Craig Mod, a deep thinker about books, queried on Twitter about a way to invert black-on-white text to white-on-black in a PDF. There are a few ways to carry this out.
iOS Accessibility lets you set a triple-press to one of several options, including Invert Colors.
Use the built-in iOS accessibility option.
The General > Accessibility view contains dozens of features designed to make iOS more useful to a broader range of people than default settings can capture. One of the options that helps with certain forms of visual impairment is Invert Colors.
Tap its switch, and the colors in the display invert. That’s useful if you need it all the time, but it’s a bit of a bear to navigate to that view and tap it on and off as needed.
[ Further reading: Everything you need to know about iOS 11 ]

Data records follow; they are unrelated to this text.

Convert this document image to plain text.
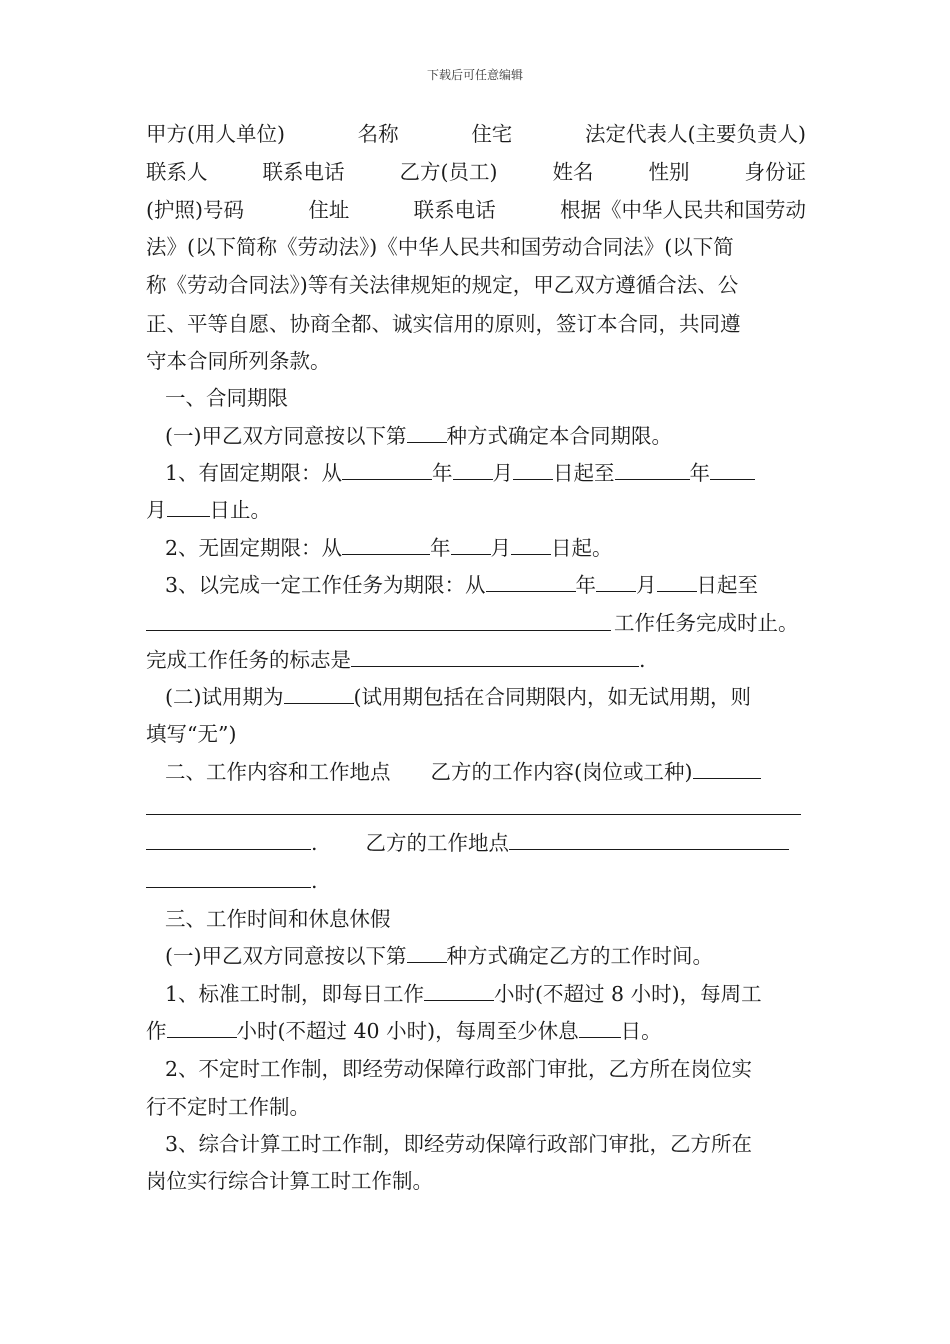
下载后可任意编辑
甲方(用人单位)	名称	住宅	法定代表人(主要负责人)
联系人	联系电话	乙方(员工)	姓名	性别	身份证
(护照)号码	住址	联系电话	根据《中华人民共和国劳动
法》(以下简称《劳动法》)《中华人民共和国劳动合同法》(以下简
称《劳动合同法》)等有关法律规矩的规定，甲乙双方遵循合法、公
正、平等自愿、协商全都、诚实信用的原则，签订本合同，共同遵
守本合同所列条款。
一、合同期限
(一)甲乙双方同意按以下第 种方式确定本合同期限。
1、有固定期限：从	年 月 日起至	年
月 日止。
2、无固定期限：从	年 月 日起。
3、以完成一定工作任务为期限：从	年 月 日起至
工作任务完成时止。
完成工作任务的标志是	.
(二)试用期为	(试用期包括在合同期限内，如无试用期，则
填写“无”)
二、工作内容和工作地点 乙方的工作内容(岗位或工种)
. 乙方的工作地点
.
三、工作时间和休息休假
(一)甲乙双方同意按以下第 种方式确定乙方的工作时间。
1、标准工时制，即每日工作	小时(不超过 8 小时)，每周工
作	小时(不超过 40 小时)，每周至少休息 日。
2、不定时工作制，即经劳动保障行政部门审批，乙方所在岗位实
行不定时工作制。
3、综合计算工时工作制，即经劳动保障行政部门审批，乙方所在
岗位实行综合计算工时工作制。
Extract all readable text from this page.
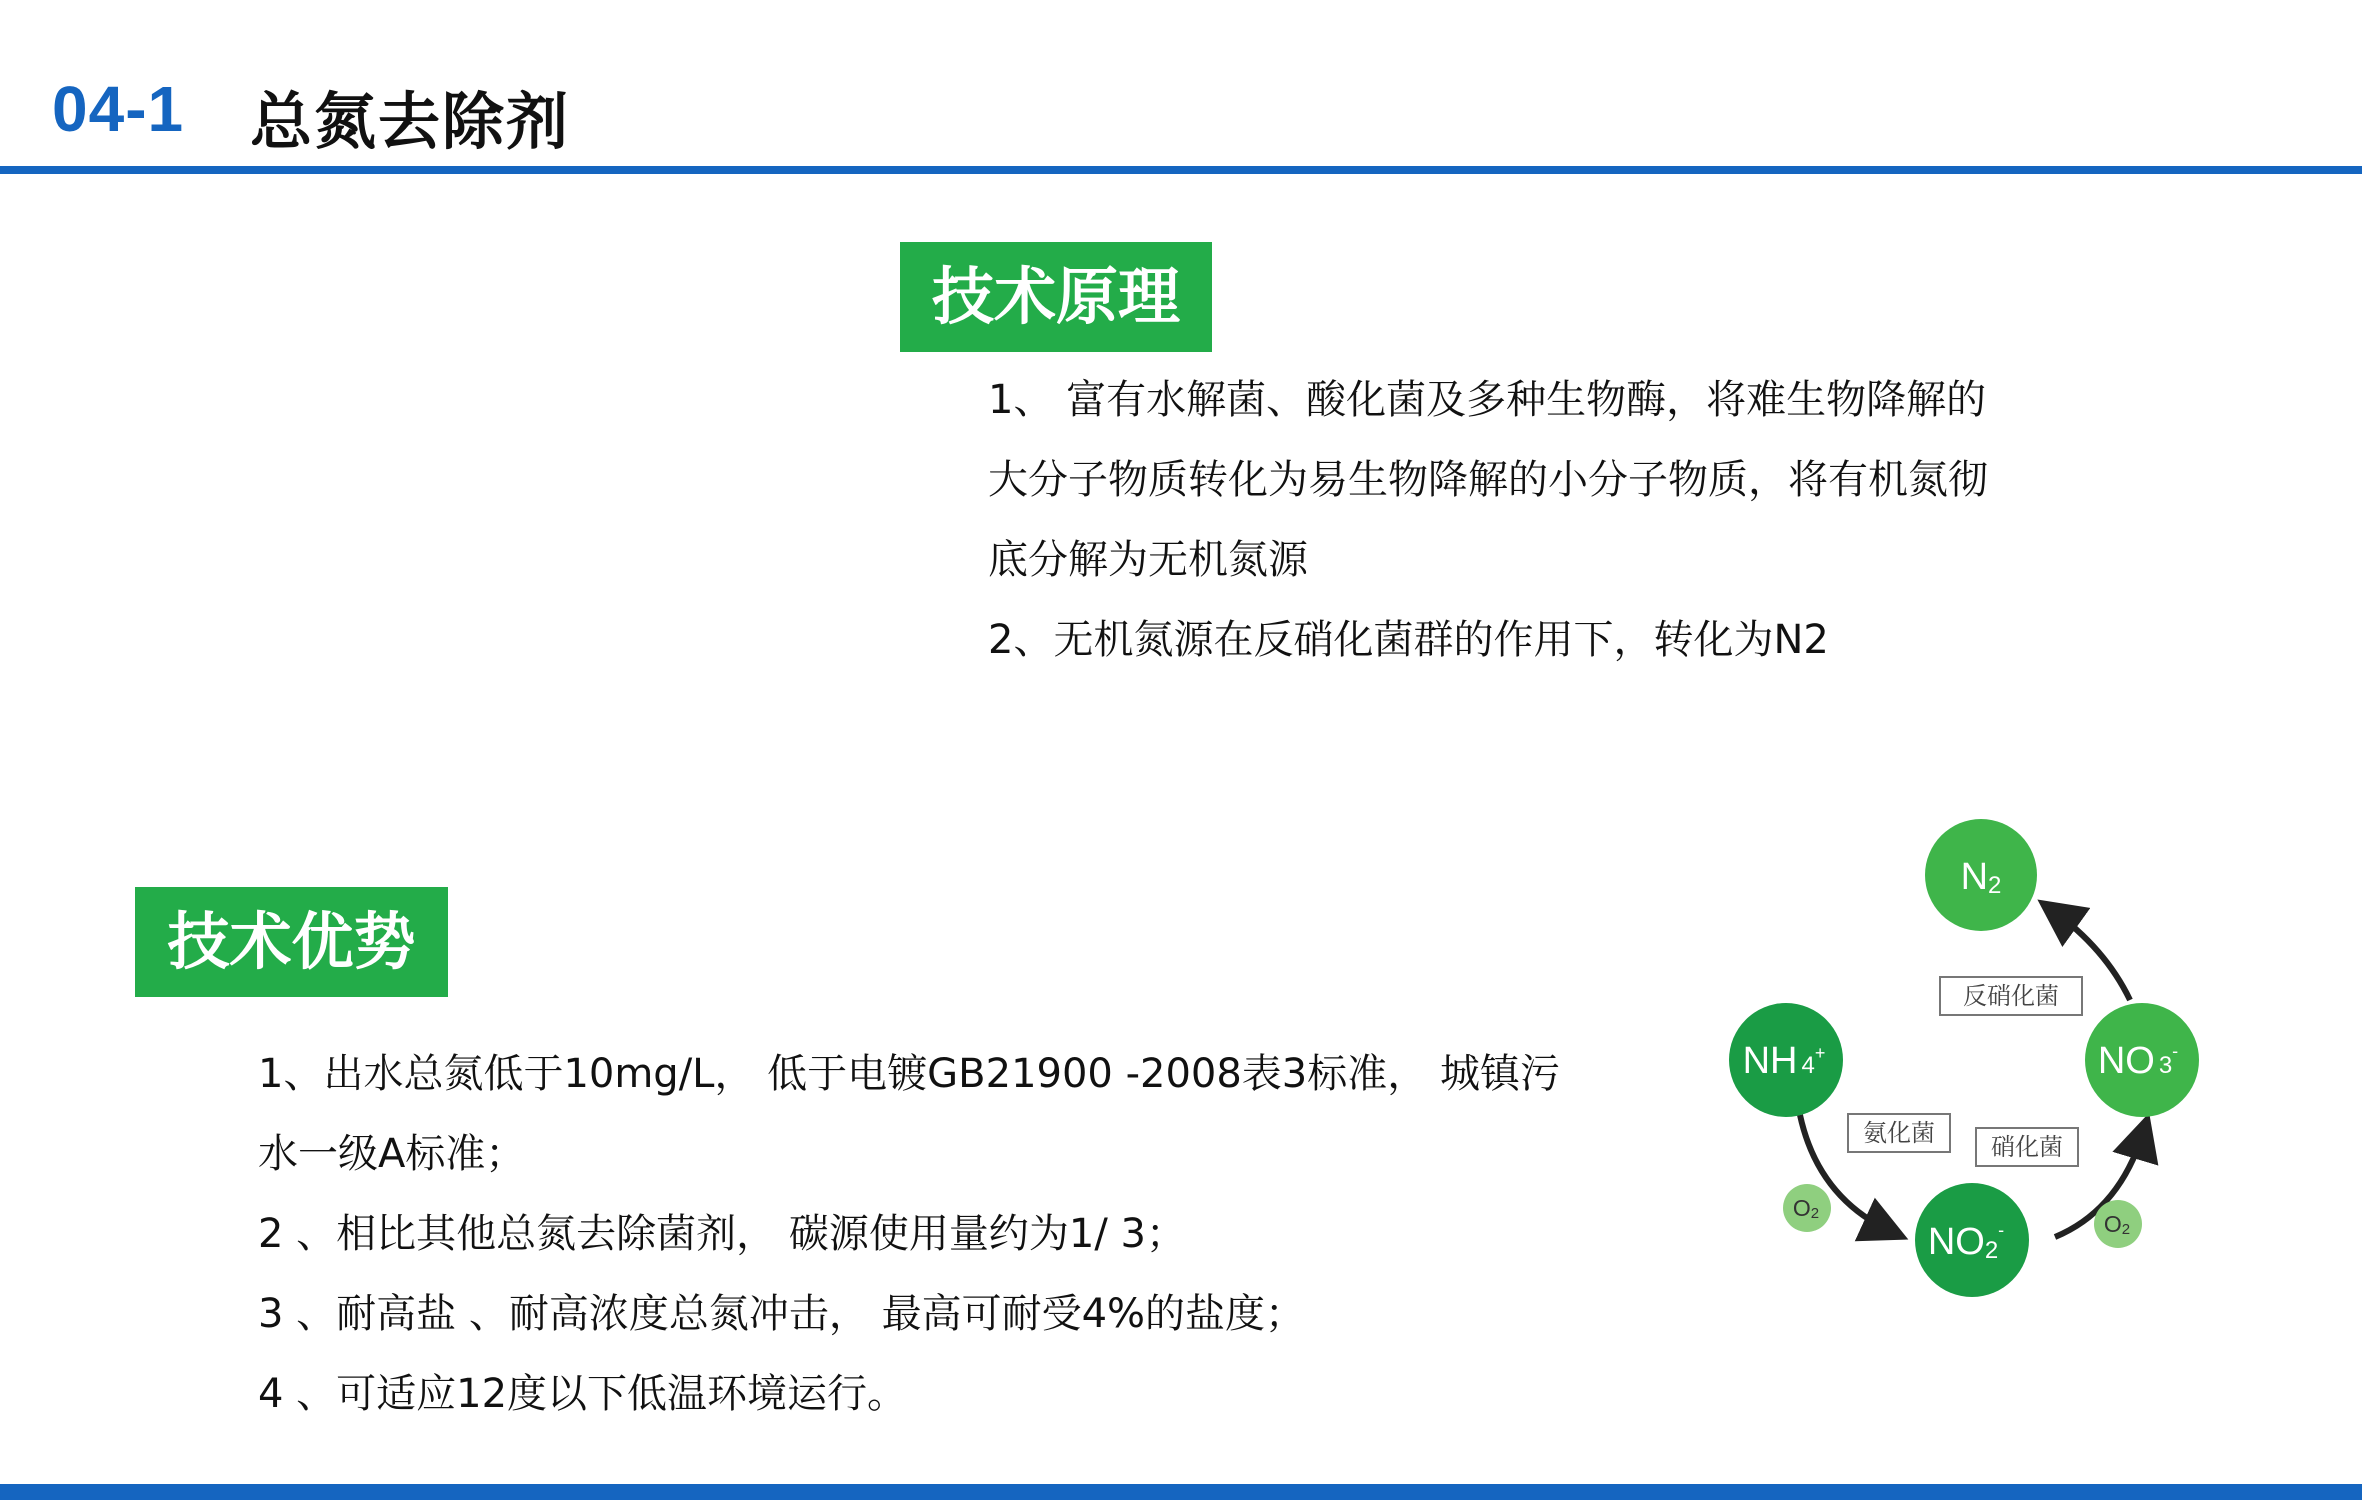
04-1 总氮去除剂
技术原理

1、 富有水解菌、酸化菌及多种生物酶，将难生物降解的

大分子物质转化为易生物降解的小分子物质，将有机氮彻

底分解为无机氮源

2、无机氮源在反硝化菌群的作用下，转化为N2

技术优势

1、出水总氮低于10mg/L， 低于电镀GB21900 -2008表3标准， 城镇污

水一级A标准；

2 、相比其他总氮去除菌剂， 碳源使用量约为1/ 3；

3 、耐高盐 、耐高浓度总氮冲击， 最高可耐受4%的盐度；

4 、可适应12度以下低温环境运行。

N2
NH 4+	NO 3-
NO2-
O2	O2
反硝化菌
氨化菌 硝化菌
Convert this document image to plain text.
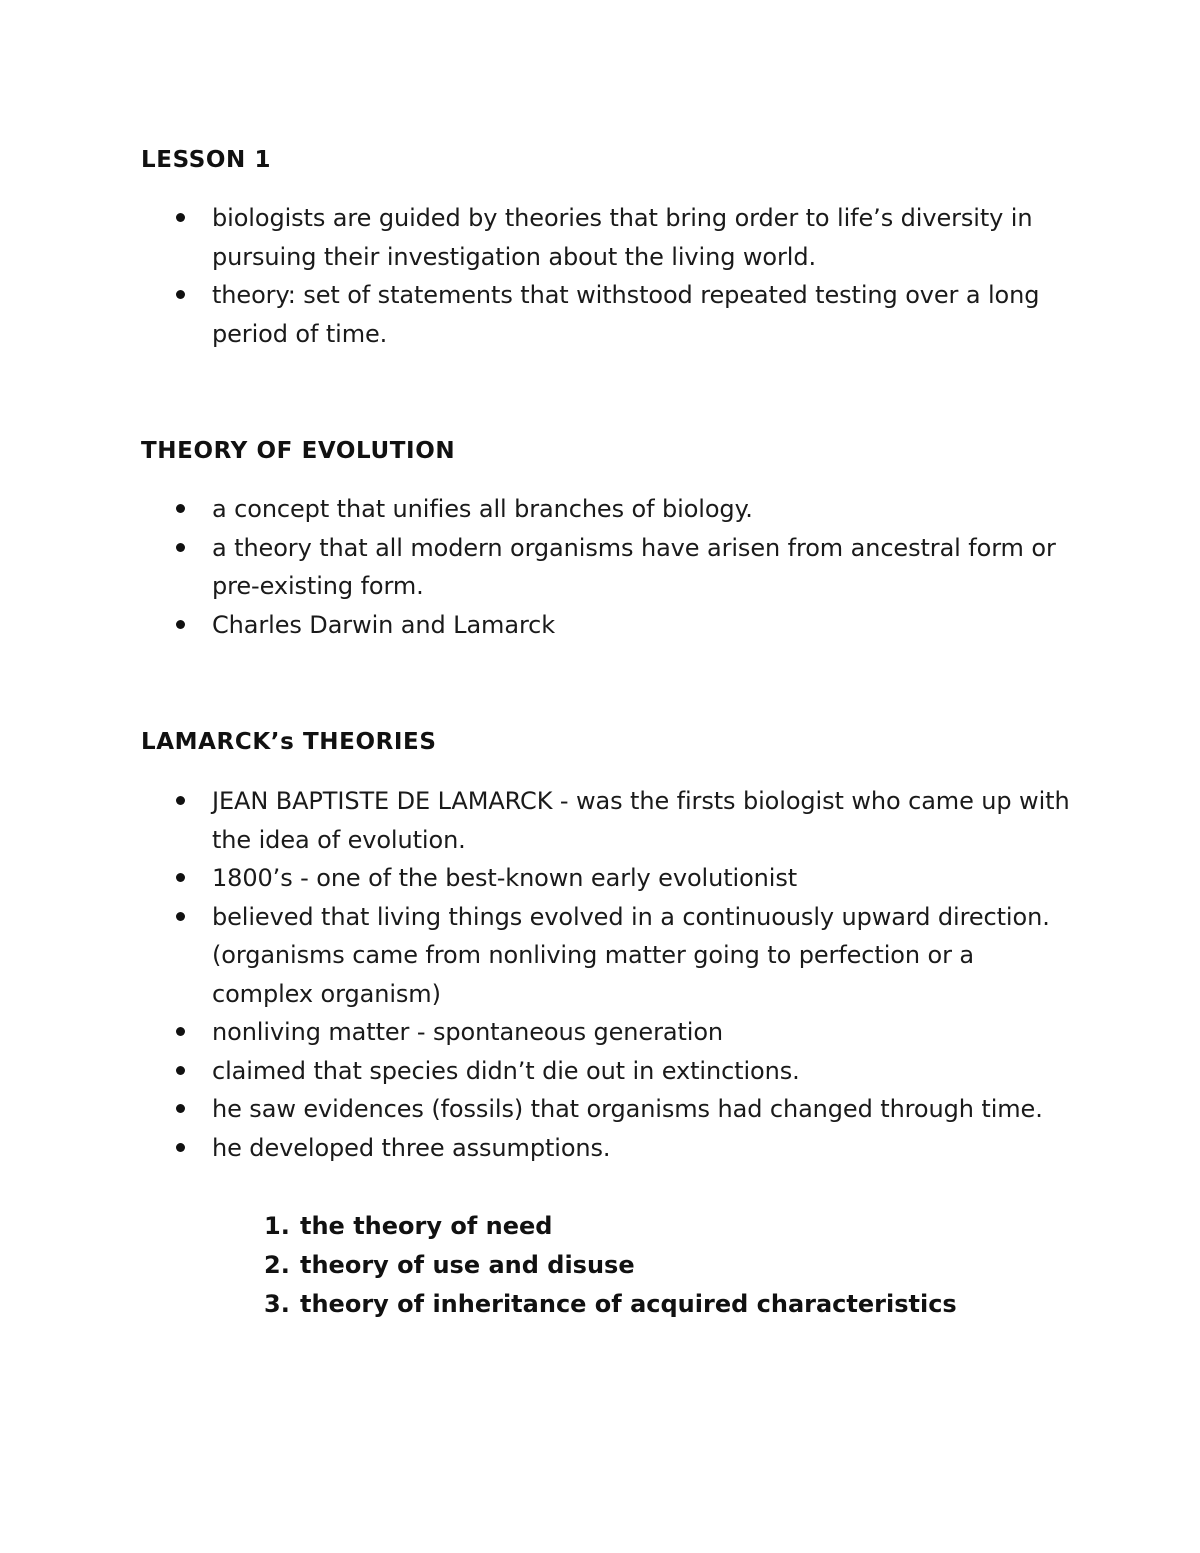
LESSON 1
biologists are guided by theories that bring order to life’s diversity in pursuing their investigation about the living world.
theory: set of statements that withstood repeated testing over a long period of time.
THEORY OF EVOLUTION
a concept that unifies all branches of biology.
a theory that all modern organisms have arisen from ancestral form or pre-existing form.
Charles Darwin and Lamarck
LAMARCK’s THEORIES
JEAN BAPTISTE DE LAMARCK - was the firsts biologist who came up with the idea of evolution.
1800’s - one of the best-known early evolutionist
believed that living things evolved in a continuously upward direction. (organisms came from nonliving matter going to perfection or a complex organism)
nonliving matter - spontaneous generation
claimed that species didn’t die out in extinctions.
he saw evidences (fossils) that organisms had changed through time.
he developed three assumptions.
1. the theory of need
2. theory of use and disuse
3. theory of inheritance of acquired characteristics
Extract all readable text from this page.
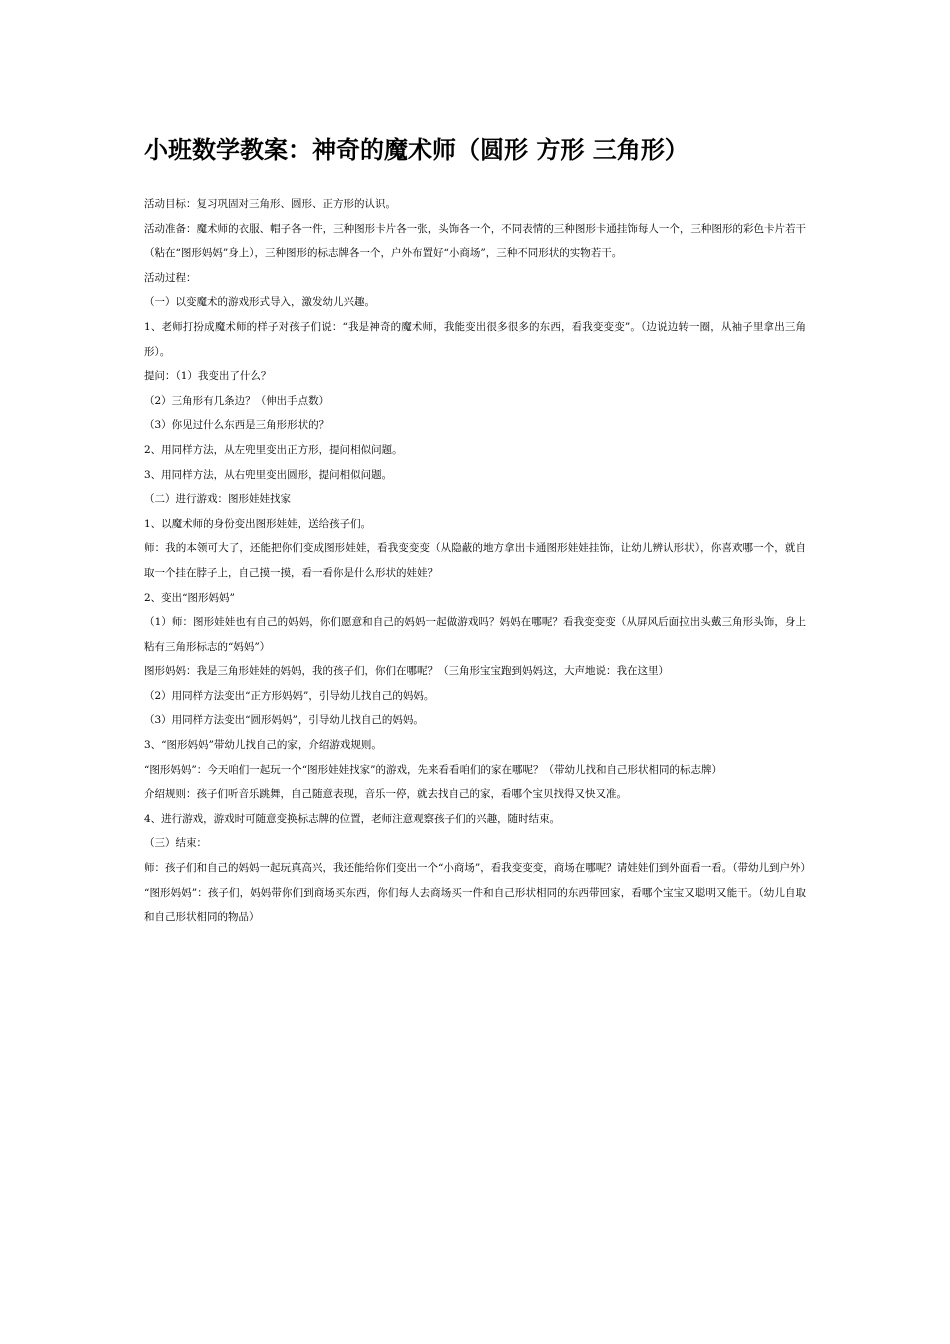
小班数学教案：神奇的魔术师（圆形 方形 三角形）

活动目标：复习巩固对三角形、圆形、正方形的认识。

活动准备：魔术师的衣服、帽子各一件，三种图形卡片各一张，头饰各一个，不同表情的三种图形卡通挂饰每人一个，三种图形的彩色卡片若干（粘在“图形妈妈”身上），三种图形的标志牌各一个，户外布置好“小商场”，三种不同形状的实物若干。

活动过程：

（一）以变魔术的游戏形式导入，激发幼儿兴趣。

1、老师打扮成魔术师的样子对孩子们说：“我是神奇的魔术师，我能变出很多很多的东西，看我变变变”。（边说边转一圈，从袖子里拿出三角形）。

提问：（1）我变出了什么？

（2）三角形有几条边？（伸出手点数）

（3）你见过什么东西是三角形形状的？

2、用同样方法，从左兜里变出正方形，提问相似问题。

3、用同样方法，从右兜里变出圆形，提问相似问题。

（二）进行游戏：图形娃娃找家

1、以魔术师的身份变出图形娃娃，送给孩子们。

师：我的本领可大了，还能把你们变成图形娃娃，看我变变变（从隐蔽的地方拿出卡通图形娃娃挂饰，让幼儿辨认形状），你喜欢哪一个，就自取一个挂在脖子上，自己摸一摸，看一看你是什么形状的娃娃？

2、变出“图形妈妈”

（1）师：图形娃娃也有自己的妈妈，你们愿意和自己的妈妈一起做游戏吗？妈妈在哪呢？看我变变变（从屏风后面拉出头戴三角形头饰，身上粘有三角形标志的“妈妈”）

图形妈妈：我是三角形娃娃的妈妈，我的孩子们，你们在哪呢？（三角形宝宝跑到妈妈这，大声地说：我在这里）

（2）用同样方法变出“正方形妈妈”，引导幼儿找自己的妈妈。

（3）用同样方法变出“圆形妈妈”，引导幼儿找自己的妈妈。

3、“图形妈妈”带幼儿找自己的家，介绍游戏规则。

“图形妈妈”：今天咱们一起玩一个“图形娃娃找家”的游戏，先来看看咱们的家在哪呢？（带幼儿找和自己形状相同的标志牌）

介绍规则：孩子们听音乐跳舞，自己随意表现，音乐一停，就去找自己的家，看哪个宝贝找得又快又准。

4、进行游戏，游戏时可随意变换标志牌的位置，老师注意观察孩子们的兴趣，随时结束。

（三）结束：

师：孩子们和自己的妈妈一起玩真高兴，我还能给你们变出一个“小商场”，看我变变变，商场在哪呢？请娃娃们到外面看一看。（带幼儿到户外）

“图形妈妈”：孩子们，妈妈带你们到商场买东西，你们每人去商场买一件和自己形状相同的东西带回家，看哪个宝宝又聪明又能干。（幼儿自取和自己形状相同的物品）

Fortunately, Accessibility hides another option that lets you assign behavior to a triple-press of the Home button. Swipe way down to Accessibility Shortcut, tap it, and then set the option to Invert Colors. Now you can easily invert with three presses. If you have a Night Mode schedule, you’ll be warned that inversion disables it while in use.
Get a PDF reader that can extract text.
PDFs are designed for exact reproduction of what the creator of the file sees as they preview it, whether in a word processor, page-layout program, or specialized software.
However, in well-created PDFs, the text is set up as a separate flow within the document, which can be used by accessibility tools, such as programs that read aloud the text of a PDF.
Acrobat Reader for iOS offers a Night Mode to invert colors.
The official (and free) Adobe Acrobat Reader app has options for both viewing the text stream by itself and flipping into an inverted Night Mode. Open a PDF, tap the eyeglasses at lower right, and tap Night Mode, and voilà! That’s also where you can tap Reading Mode to scroll through plain text.